How to check a webpage with DevCheck

The workflow stays inside the browser, so the page does not need to be exposed to an external URL scanner.

  1. Step 1

    Install the browser extension (Chrome/Edge or Firefox).

  2. Step 2

    Open the public page, local build, staging page, or authenticated flow you want to inspect.

  3. Step 3

    Run the Axe-Core A11Y Test.

  4. Step 4

    Review issue types, severity, and affected elements.

  5. Step 5

    Use simulation modes or AI Semantic Check to review readability, interaction contexts, image alt suggestions, and content-description quality, then fix and re-test.


Install Chrome / Edge

Install Firefox

View the DevCheck product page

Accessibility checkers cannot replace a complete manual audit

DevCheck helps people reviewing pages find common machine-detectable issues faster, but automated checks cannot certify full WCAG, ADA, or legal compliance. Formal review still requires manual inspection, keyboard testing, assistive technology testing, and contextual judgment.

Who should use this web accessibility checker?

  • Frontend developers

    Find common accessibility issues while building UI, forms, components, and interactive flows.

  • QA and testing

    Add accessibility checks to pre-release and regression testing workflows.

  • PMs, content, and operations

    Run a first check when something looks risky, including page states, use contexts, and PDF structure signals.

  • Design and product

    Review color, readability, visual conditions, and potential interaction difficulty during design review.

Frequently asked questions

Is Accesserty DevCheck a web accessibility checker?

Yes.
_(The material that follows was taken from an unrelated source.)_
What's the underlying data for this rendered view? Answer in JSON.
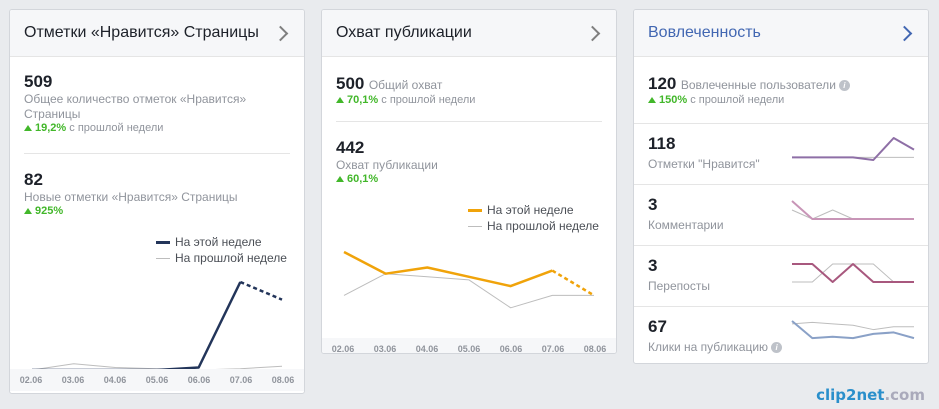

DevCheck is a browser-based accessibility checker for people reviewing public pages, local builds, staging pages, authenticated views, focus paths, AI semantic quality, and PDF structure signals.

How is it different from an online URL accessibility checker?

Online URL checkers are useful for public pages. DevCheck runs in your browser, making it better suited for local development, staging, authenticated flows, and interactive states.

Can DevCheck test localhost or staging environments?

Yes. Because DevCheck runs in the browser, it is suited for localhost, staging, internal test pages, and pages that are not public yet.

Can DevCheck check login-only pages?

Yes. If you can open the state in your browser, you can run DevCheck there. This is a key difference from many online URL checkers.